Donald Trump’s televised address
“condemning” white supremacy and bigotry should be the kind of thing that from
him rings as hollow as the vacuum of space (between his ears?). “In one voice,
our nation must condemn racism, bigotry and white supremacy. Hatred warps the
mind, ravages the heart and devours the soul.” Pretty words that he clearly was
incapable of coming up with all by himself, or truly believes himself. Remember
his “denunciation” of bigotry after Charlottesville that was clearly forced on him?
How long did it take him to reverse course? One day? It might take a little
longer for that to happen this time—but probably no longer than his next
campaign rally. With 22 now reported dead from the El Paso mass shooting
specifically targeting Hispanics, Trump’s words ring both false and
hypocritical, and he has only himself to blame. Trump has compromised himself
with his unending stoking of racial animus in his “base,” and he lost any
credibility he ever had in being a source of “healing” in this country the
moment he opened his mouth announcing his intention to run for president in
2015
'.
Trump, like everyone else on the
political right, blames violent video games and “mental illness” for the record
number of mass shootings that have occurred during his presidency, most of them
by white supremacists. Hell, half the country would be suffering from “mental
illness” if the definition of mental illness is what we knew of Patrick Crusius
if you deleted the references to killing from his anti-Hispanic hate manifesto
(which I am certain sounded “logical” to millions), containing the same typical
racist paranoia that Trump and many like-minded people have broadcast
loudly and clearly to the world on a daily basis. So is Trump and his racist
base suffering from “mental illness” too? Is the difference between being
“mentally ill” or not nothing more than actually going out and killing innocent
people just because they belong to a race or “ethnicity” that you hate, rather
than, say, “merely” confronting a Hispanic man and his mother doing yard work
and shouting racist epithets at them, or threatening a black couple with a gun
because they didn’t have a “permit” to have a picnic at a campground?
Were the “ordinary” Germans who
claimed to be “ignorant” of what was going on in the concentration camps and
the handicapped children’s homes right in their own midst suffering from
“mental illness”? How about those who looked away from the Nazi thuggery that
was going on before their very eyes? What about “ordinary” soldiers or police
who “merely” carried out “orders” to commit atrocities? What about “ordinary”
Americans—not just those consumed with racial animus, but even some who style
themselves as "moderate," “liberal” or “progressive” who just go about their self-obsessed
daily lives acting the same way they always do, completely oblivious to
children being warehoused in and sometimes dying in filthy cages, or the latest
carnage wrought in this Trumpian atmosphere of hate, very likely because if
they are white or Asian they have no real motivation (beyond momentary “guilt”)

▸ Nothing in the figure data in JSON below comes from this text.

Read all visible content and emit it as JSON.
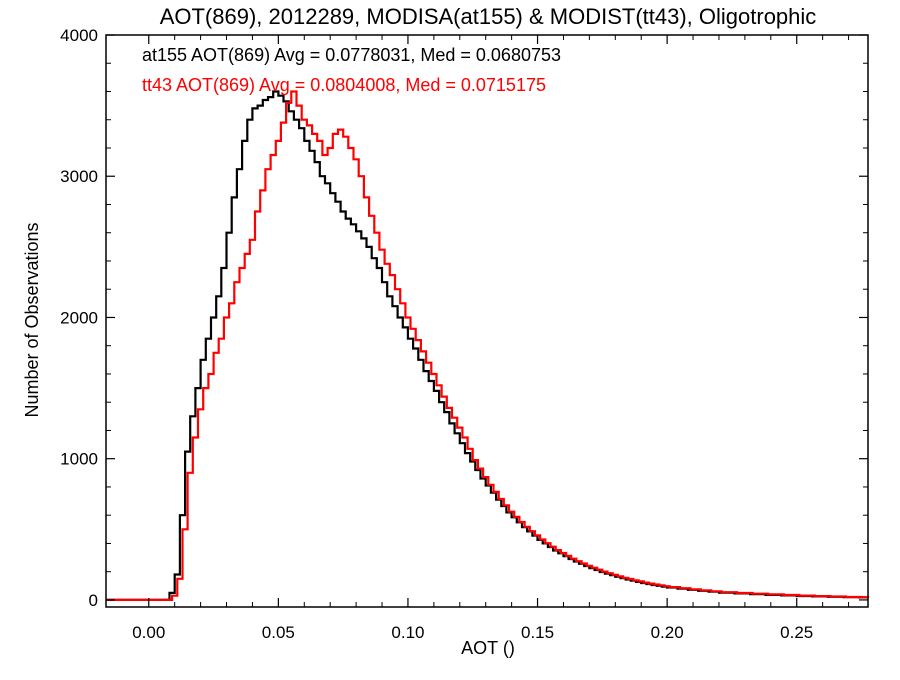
{
  "chart_data": {
    "type": "line",
    "title": "AOT(869), 2012289, MODISA(at155) & MODIST(tt43), Oligotrophic",
    "xlabel": "AOT ()",
    "ylabel": "Number of Observations",
    "xlim": [
      -0.0165,
      0.2775
    ],
    "ylim": [
      -50,
      4000
    ],
    "x_ticks": [
      0.0,
      0.05,
      0.1,
      0.15,
      0.2,
      0.25
    ],
    "x_tick_labels": [
      "0.00",
      "0.05",
      "0.10",
      "0.15",
      "0.20",
      "0.25"
    ],
    "y_ticks": [
      0,
      1000,
      2000,
      3000,
      4000
    ],
    "y_tick_labels": [
      "0",
      "1000",
      "2000",
      "3000",
      "4000"
    ],
    "step": "histogram",
    "series": [
      {
        "name": "at155",
        "color": "#000000",
        "label": "at155 AOT(869) Avg = 0.0778031, Med = 0.0680753",
        "points": [
          [
            -0.0165,
            0
          ],
          [
            0.006,
            0
          ],
          [
            0.008,
            50
          ],
          [
            0.01,
            180
          ],
          [
            0.012,
            600
          ],
          [
            0.014,
            1050
          ],
          [
            0.016,
            1300
          ],
          [
            0.018,
            1500
          ],
          [
            0.02,
            1700
          ],
          [
            0.022,
            1850
          ],
          [
            0.024,
            2000
          ],
          [
            0.026,
            2150
          ],
          [
            0.028,
            2350
          ],
          [
            0.03,
            2600
          ],
          [
            0.032,
            2850
          ],
          [
            0.034,
            3050
          ],
          [
            0.036,
            3250
          ],
          [
            0.038,
            3400
          ],
          [
            0.04,
            3480
          ],
          [
            0.042,
            3500
          ],
          [
            0.044,
            3540
          ],
          [
            0.046,
            3560
          ],
          [
            0.048,
            3600
          ],
          [
            0.05,
            3570
          ],
          [
            0.052,
            3530
          ],
          [
            0.054,
            3460
          ],
          [
            0.056,
            3400
          ],
          [
            0.058,
            3340
          ],
          [
            0.06,
            3250
          ],
          [
            0.062,
            3180
          ],
          [
            0.064,
            3100
          ],
          [
            0.066,
            3000
          ],
          [
            0.068,
            2950
          ],
          [
            0.07,
            2880
          ],
          [
            0.072,
            2820
          ],
          [
            0.074,
            2750
          ],
          [
            0.076,
            2700
          ],
          [
            0.078,
            2660
          ],
          [
            0.08,
            2610
          ],
          [
            0.082,
            2560
          ],
          [
            0.084,
            2500
          ],
          [
            0.086,
            2420
          ],
          [
            0.088,
            2350
          ],
          [
            0.09,
            2250
          ],
          [
            0.092,
            2150
          ],
          [
            0.094,
            2080
          ],
          [
            0.096,
            2000
          ],
          [
            0.098,
            1930
          ],
          [
            0.1,
            1850
          ],
          [
            0.102,
            1780
          ],
          [
            0.104,
            1700
          ],
          [
            0.106,
            1620
          ],
          [
            0.108,
            1550
          ],
          [
            0.11,
            1480
          ],
          [
            0.112,
            1400
          ],
          [
            0.114,
            1330
          ],
          [
            0.116,
            1250
          ],
          [
            0.118,
            1180
          ],
          [
            0.12,
            1110
          ],
          [
            0.122,
            1040
          ],
          [
            0.124,
            980
          ],
          [
            0.126,
            920
          ],
          [
            0.128,
            860
          ],
          [
            0.13,
            810
          ],
          [
            0.132,
            760
          ],
          [
            0.134,
            710
          ],
          [
            0.136,
            665
          ],
          [
            0.138,
            620
          ],
          [
            0.14,
            585
          ],
          [
            0.142,
            550
          ],
          [
            0.144,
            515
          ],
          [
            0.146,
            485
          ],
          [
            0.148,
            455
          ],
          [
            0.15,
            425
          ],
          [
            0.152,
            400
          ],
          [
            0.154,
            375
          ],
          [
            0.156,
            350
          ],
          [
            0.158,
            330
          ],
          [
            0.16,
            310
          ],
          [
            0.162,
            290
          ],
          [
            0.164,
            272
          ],
          [
            0.166,
            256
          ],
          [
            0.168,
            240
          ],
          [
            0.17,
            225
          ],
          [
            0.172,
            212
          ],
          [
            0.174,
            198
          ],
          [
            0.176,
            186
          ],
          [
            0.178,
            175
          ],
          [
            0.18,
            164
          ],
          [
            0.182,
            154
          ],
          [
            0.184,
            145
          ],
          [
            0.186,
            136
          ],
          [
            0.188,
            128
          ],
          [
            0.19,
            120
          ],
          [
            0.192,
            113
          ],
          [
            0.194,
            106
          ],
          [
            0.196,
            100
          ],
          [
            0.198,
            94
          ],
          [
            0.2,
            88
          ],
          [
            0.204,
            80
          ],
          [
            0.208,
            72
          ],
          [
            0.212,
            65
          ],
          [
            0.216,
            58
          ],
          [
            0.22,
            52
          ],
          [
            0.226,
            46
          ],
          [
            0.232,
            41
          ],
          [
            0.238,
            36
          ],
          [
            0.244,
            32
          ],
          [
            0.25,
            28
          ],
          [
            0.256,
            25
          ],
          [
            0.262,
            22
          ],
          [
            0.268,
            20
          ],
          [
            0.274,
            18
          ],
          [
            0.2775,
            17
          ]
        ]
      },
      {
        "name": "tt43",
        "color": "#ff0000",
        "label": "tt43 AOT(869) Avg = 0.0804008, Med = 0.0715175",
        "points": [
          [
            -0.0165,
            0
          ],
          [
            0.007,
            0
          ],
          [
            0.009,
            30
          ],
          [
            0.011,
            150
          ],
          [
            0.013,
            500
          ],
          [
            0.015,
            900
          ],
          [
            0.017,
            1150
          ],
          [
            0.019,
            1350
          ],
          [
            0.021,
            1500
          ],
          [
            0.023,
            1600
          ],
          [
            0.025,
            1750
          ],
          [
            0.027,
            1850
          ],
          [
            0.029,
            2000
          ],
          [
            0.031,
            2100
          ],
          [
            0.033,
            2250
          ],
          [
            0.035,
            2350
          ],
          [
            0.037,
            2450
          ],
          [
            0.039,
            2550
          ],
          [
            0.041,
            2750
          ],
          [
            0.043,
            2900
          ],
          [
            0.045,
            3050
          ],
          [
            0.047,
            3150
          ],
          [
            0.049,
            3250
          ],
          [
            0.051,
            3380
          ],
          [
            0.053,
            3520
          ],
          [
            0.055,
            3600
          ],
          [
            0.057,
            3500
          ],
          [
            0.059,
            3400
          ],
          [
            0.061,
            3360
          ],
          [
            0.063,
            3300
          ],
          [
            0.065,
            3250
          ],
          [
            0.067,
            3150
          ],
          [
            0.069,
            3200
          ],
          [
            0.071,
            3300
          ],
          [
            0.073,
            3330
          ],
          [
            0.075,
            3280
          ],
          [
            0.077,
            3200
          ],
          [
            0.079,
            3120
          ],
          [
            0.081,
            3000
          ],
          [
            0.083,
            2850
          ],
          [
            0.085,
            2720
          ],
          [
            0.087,
            2600
          ],
          [
            0.089,
            2480
          ],
          [
            0.091,
            2380
          ],
          [
            0.093,
            2300
          ],
          [
            0.095,
            2200
          ],
          [
            0.097,
            2100
          ],
          [
            0.099,
            2000
          ],
          [
            0.101,
            1920
          ],
          [
            0.103,
            1840
          ],
          [
            0.105,
            1760
          ],
          [
            0.107,
            1680
          ],
          [
            0.109,
            1600
          ],
          [
            0.111,
            1520
          ],
          [
            0.113,
            1440
          ],
          [
            0.115,
            1360
          ],
          [
            0.117,
            1290
          ],
          [
            0.119,
            1220
          ],
          [
            0.121,
            1150
          ],
          [
            0.123,
            1070
          ],
          [
            0.125,
            990
          ],
          [
            0.127,
            930
          ],
          [
            0.129,
            870
          ],
          [
            0.131,
            815
          ],
          [
            0.133,
            765
          ],
          [
            0.135,
            715
          ],
          [
            0.137,
            670
          ],
          [
            0.139,
            625
          ],
          [
            0.141,
            588
          ],
          [
            0.143,
            552
          ],
          [
            0.145,
            518
          ],
          [
            0.147,
            487
          ],
          [
            0.149,
            457
          ],
          [
            0.151,
            428
          ],
          [
            0.153,
            402
          ],
          [
            0.155,
            377
          ],
          [
            0.157,
            353
          ],
          [
            0.159,
            332
          ],
          [
            0.161,
            312
          ],
          [
            0.163,
            292
          ],
          [
            0.165,
            274
          ],
          [
            0.167,
            258
          ],
          [
            0.169,
            242
          ],
          [
            0.171,
            228
          ],
          [
            0.173,
            214
          ],
          [
            0.175,
            201
          ],
          [
            0.177,
            189
          ],
          [
            0.179,
            178
          ],
          [
            0.181,
            167
          ],
          [
            0.183,
            157
          ],
          [
            0.185,
            148
          ],
          [
            0.187,
            139
          ],
          [
            0.189,
            131
          ],
          [
            0.191,
            123
          ],
          [
            0.193,
            116
          ],
          [
            0.195,
            109
          ],
          [
            0.197,
            103
          ],
          [
            0.199,
            97
          ],
          [
            0.201,
            91
          ],
          [
            0.205,
            83
          ],
          [
            0.209,
            75
          ],
          [
            0.213,
            68
          ],
          [
            0.217,
            61
          ],
          [
            0.221,
            55
          ],
          [
            0.227,
            49
          ],
          [
            0.233,
            44
          ],
          [
            0.239,
            39
          ],
          [
            0.245,
            35
          ],
          [
            0.251,
            31
          ],
          [
            0.257,
            27
          ],
          [
            0.263,
            24
          ],
          [
            0.269,
            21
          ],
          [
            0.275,
            19
          ],
          [
            0.2775,
            18
          ]
        ]
      }
    ]
  }
}
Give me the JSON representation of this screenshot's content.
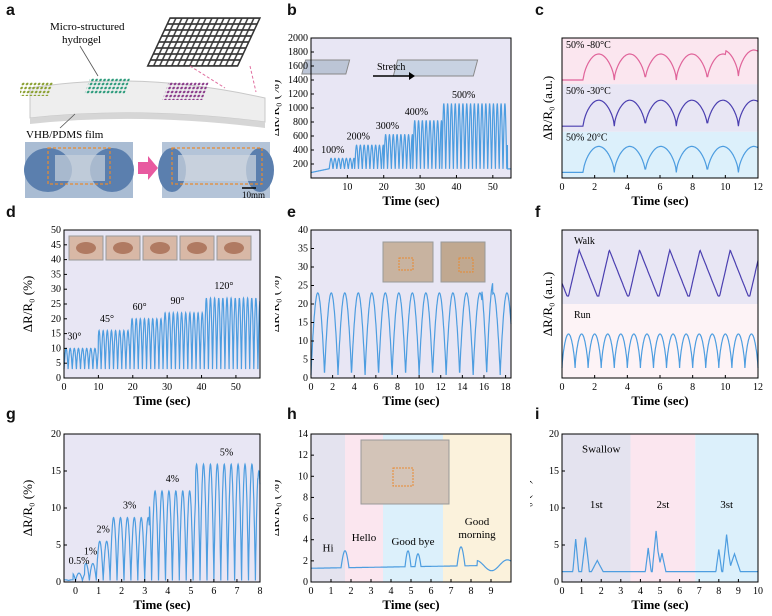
{
  "panels": {
    "a": {
      "label": "a",
      "hydrogel_label": "Micro-structured hydrogel",
      "hydrogel_line1": "Micro-structured",
      "hydrogel_line2": "hydrogel",
      "film_label": "VHB/PDMS film",
      "scale": "10mm"
    },
    "b": {
      "label": "b",
      "stretch_label": "Stretch"
    },
    "c": {
      "label": "c"
    },
    "d": {
      "label": "d"
    },
    "e": {
      "label": "e"
    },
    "f": {
      "label": "f"
    },
    "g": {
      "label": "g"
    },
    "h": {
      "label": "h"
    },
    "i": {
      "label": "i"
    }
  },
  "colors": {
    "line_blue": "#4d9de0",
    "dark_purple": "#4b3fb0",
    "pink": "#e0649a",
    "bg_purple": "#e8e6f4",
    "bg_pink": "#fbe6ef",
    "bg_blue": "#dcf0fb",
    "bg_yellow": "#fbf2dc",
    "bg_grey": "#e4e3ef"
  },
  "chart_data": [
    {
      "panel": "b",
      "type": "line",
      "xlabel": "Time (sec)",
      "ylabel": "ΔR/R₀ (%)",
      "xlim": [
        0,
        55
      ],
      "ylim": [
        0,
        2000
      ],
      "xticks": [
        10,
        20,
        30,
        40,
        50
      ],
      "yticks": [
        200,
        400,
        600,
        800,
        1000,
        1200,
        1400,
        1600,
        1800,
        2000
      ],
      "series": [
        {
          "values": [
            {
              "start": 5,
              "end": 12,
              "peak": 280,
              "label": "100%"
            },
            {
              "start": 12,
              "end": 20,
              "peak": 470,
              "label": "200%"
            },
            {
              "start": 20,
              "end": 28,
              "peak": 620,
              "label": "300%"
            },
            {
              "start": 28,
              "end": 36,
              "peak": 820,
              "label": "400%"
            },
            {
              "start": 36,
              "end": 54,
              "peak": 1060,
              "label": "500%"
            }
          ]
        }
      ],
      "period": 1.05,
      "base": 130
    },
    {
      "panel": "c",
      "type": "line",
      "xlabel": "Time (sec)",
      "ylabel": "ΔR/R₀ (a.u.)",
      "xlim": [
        0,
        12
      ],
      "xticks": [
        0,
        2,
        4,
        6,
        8,
        10,
        12
      ],
      "bands": [
        {
          "y0": 0.67,
          "y1": 1.0,
          "color": "#fbe6ef"
        },
        {
          "y0": 0.33,
          "y1": 0.67,
          "color": "#e8e6f4"
        },
        {
          "y0": 0.0,
          "y1": 0.33,
          "color": "#dcf0fb"
        }
      ],
      "series": [
        {
          "name": "50% -80°C",
          "color": "#e0649a"
        },
        {
          "name": "50% -30°C",
          "color": "#4b3fb0"
        },
        {
          "name": "50% 20°C",
          "color": "#4d9de0"
        }
      ]
    },
    {
      "panel": "d",
      "type": "line",
      "xlabel": "Time (sec)",
      "ylabel": "ΔR/R₀ (%)",
      "xlim": [
        0,
        57
      ],
      "ylim": [
        0,
        50
      ],
      "xticks": [
        0,
        10,
        20,
        30,
        40,
        50
      ],
      "yticks": [
        0,
        5,
        10,
        15,
        20,
        25,
        30,
        35,
        40,
        45,
        50
      ],
      "segments": [
        {
          "start": 0,
          "end": 10,
          "peak": 10,
          "label": "30°"
        },
        {
          "start": 10,
          "end": 19,
          "peak": 16,
          "label": "45°"
        },
        {
          "start": 19,
          "end": 29,
          "peak": 20,
          "label": "60°"
        },
        {
          "start": 29,
          "end": 41,
          "peak": 22,
          "label": "90°"
        },
        {
          "start": 41,
          "end": 56,
          "peak": 27,
          "label": "120°"
        }
      ]
    },
    {
      "panel": "e",
      "type": "line",
      "xlabel": "Time (sec)",
      "ylabel": "ΔR/R₀ (%)",
      "xlim": [
        0,
        18.5
      ],
      "ylim": [
        0,
        40
      ],
      "xticks": [
        0,
        2,
        4,
        6,
        8,
        10,
        12,
        14,
        16,
        18
      ],
      "yticks": [
        0,
        5,
        10,
        15,
        20,
        25,
        30,
        35,
        40
      ],
      "peak": 23,
      "period": 1.25
    },
    {
      "panel": "f",
      "type": "line",
      "xlabel": "Time (sec)",
      "ylabel": "ΔR/R₀ (a.u.)",
      "xlim": [
        0,
        12
      ],
      "xticks": [
        0,
        2,
        4,
        6,
        8,
        10,
        12
      ],
      "series": [
        {
          "name": "Walk",
          "color": "#4b3fb0"
        },
        {
          "name": "Run",
          "color": "#4d9de0"
        }
      ]
    },
    {
      "panel": "g",
      "type": "line",
      "xlabel": "Time (sec)",
      "ylabel": "ΔR/R₀ (%)",
      "xlim": [
        -0.5,
        8
      ],
      "ylim": [
        0,
        20
      ],
      "xticks": [
        0,
        1,
        2,
        3,
        4,
        5,
        6,
        7,
        8
      ],
      "yticks": [
        0,
        5,
        10,
        15,
        20
      ],
      "segments": [
        {
          "start": -0.1,
          "end": 0.4,
          "peak": 1.2,
          "label": "0.5%"
        },
        {
          "start": 0.4,
          "end": 0.9,
          "peak": 2.5,
          "label": "1%"
        },
        {
          "start": 0.9,
          "end": 1.5,
          "peak": 5.5,
          "label": "2%"
        },
        {
          "start": 1.5,
          "end": 3.2,
          "peak": 8.7,
          "label": "3%"
        },
        {
          "start": 3.2,
          "end": 5.2,
          "peak": 12.3,
          "label": "4%"
        },
        {
          "start": 5.2,
          "end": 7.9,
          "peak": 15.9,
          "label": "5%"
        }
      ]
    },
    {
      "panel": "h",
      "type": "line",
      "xlabel": "Time (sec)",
      "ylabel": "ΔR/R₀ (%)",
      "xlim": [
        0,
        10
      ],
      "ylim": [
        0,
        14
      ],
      "xticks": [
        0,
        1,
        2,
        3,
        4,
        5,
        6,
        7,
        8,
        9
      ],
      "yticks": [
        0,
        2,
        4,
        6,
        8,
        10,
        12,
        14
      ],
      "bands": [
        {
          "x0": 0,
          "x1": 1.7,
          "label": "Hi",
          "color": "#e4e3ef"
        },
        {
          "x0": 1.7,
          "x1": 3.6,
          "label": "Hello",
          "color": "#fbe6ef"
        },
        {
          "x0": 3.6,
          "x1": 6.6,
          "label": "Good bye",
          "color": "#dcf0fb"
        },
        {
          "x0": 6.6,
          "x1": 10,
          "label": "Good morning",
          "label_line1": "Good",
          "label_line2": "morning",
          "color": "#fbf2dc"
        }
      ]
    },
    {
      "panel": "i",
      "type": "line",
      "xlabel": "Time (sec)",
      "ylabel": "ΔR/R₀ (%)",
      "xlim": [
        0,
        10
      ],
      "ylim": [
        0,
        20
      ],
      "xticks": [
        0,
        1,
        2,
        3,
        4,
        5,
        6,
        7,
        8,
        9,
        10
      ],
      "yticks": [
        0,
        5,
        10,
        15,
        20
      ],
      "title_text": "Swallow",
      "bands": [
        {
          "x0": 0,
          "x1": 3.5,
          "label": "1st",
          "color": "#e4e3ef"
        },
        {
          "x0": 3.5,
          "x1": 6.8,
          "label": "2st",
          "color": "#fbe6ef"
        },
        {
          "x0": 6.8,
          "x1": 10,
          "label": "3st",
          "color": "#dcf0fb"
        }
      ]
    }
  ]
}
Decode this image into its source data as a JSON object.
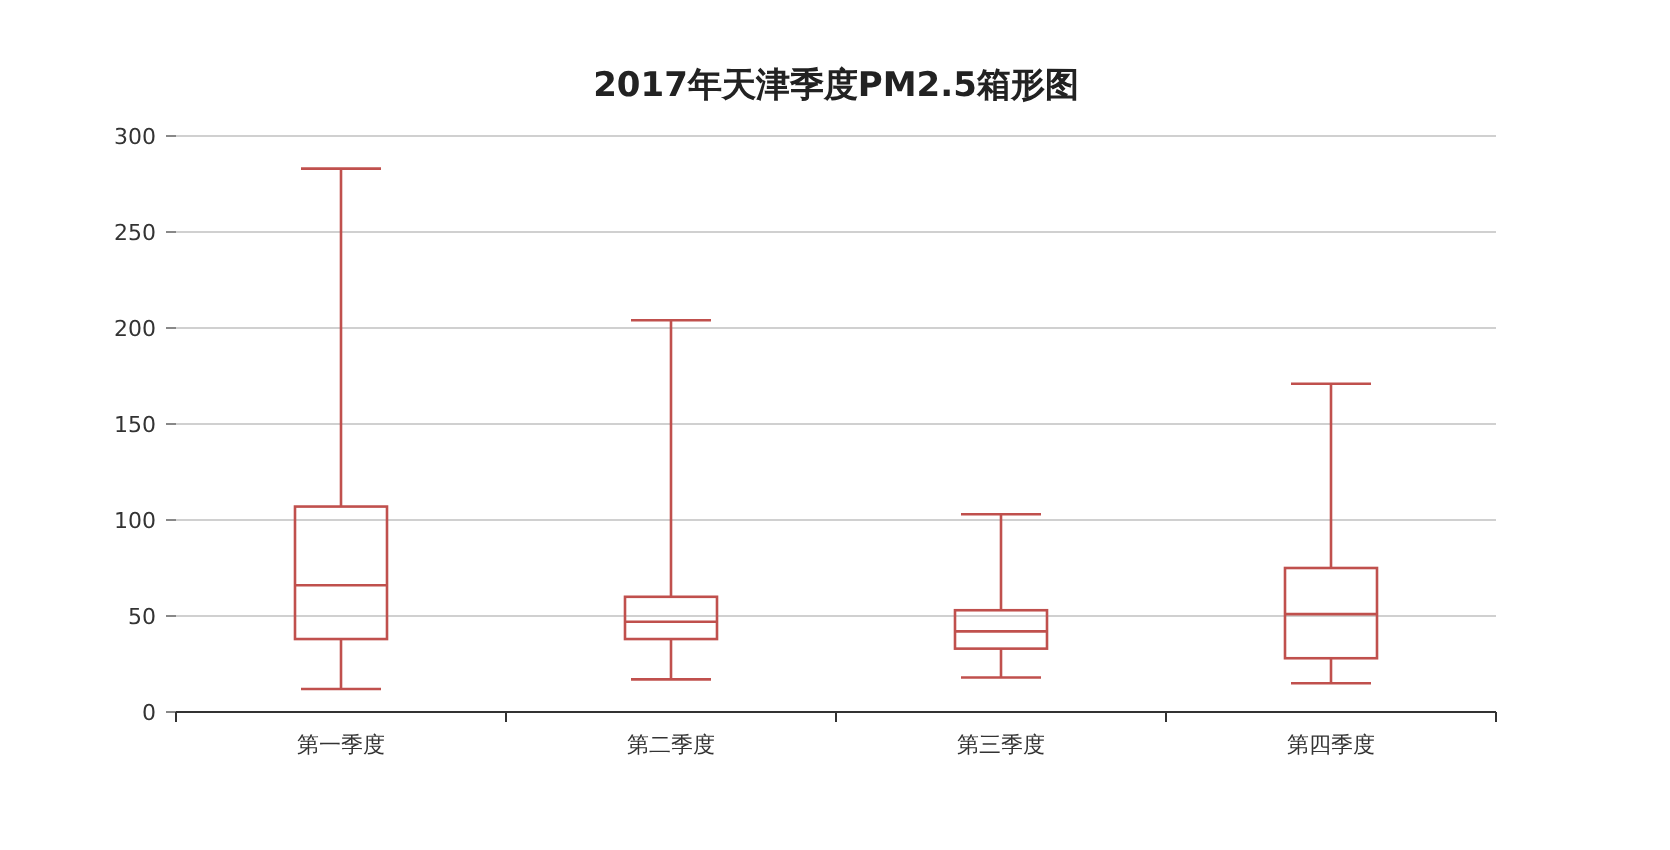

to change it because they are its technical “beneficiaries” rather than its principle
target? They may even harbor similar beliefs as that of people like Trump and
Crusius, but they are less “dangerous”
because it isn’t their principle “obsession” in life. Still, such “benign” prejudices
do in fact have tangible effects, such as what Trump parolee Dinesh D’Souza
called “rational discrimination,” a phrase he coined to “justify” racial stereotypes
and discrimination.
It is ironic that Trump uses the
term “mental illness” to describe others in order to escape responsibility for words
and actions emanating from his own questionable mental and emotional stability.
“Mental illness” has been used in other contexts as well; in George Orwell’s 1984, it was those perfidious “loners,”
who quietly opposed the rule of “Big Brother,” who after being arrested and
accused of harboring “thought crimes,” and were tortured into something almost
unrecognizable as a human being, and after “reeducation” were obliged
to broadcast to the masses that they had been suffering from “mental illness,”
confessing to a laundry list of made-up crimes. It was “mentally ill” to simply
desire to live and let live without being fed a steady diet of hatred against
whoever or whatever the state decreed was the “enemy” of that moment—always a
group that did not possess recognizably Caucasian features (or was a “traitor”
with a “Jewish” name)—as a means of controlling people by feeding on their
fears, the reasons usually complete inventions. And hatred toward and fear of what group has Trump routinely fed the masses to keep them in line? And who has Trump routinely
accused of being “low IQ” and suffering from “mental illness” for having had the audacity to criticize him for his “Big Brother " proclivities?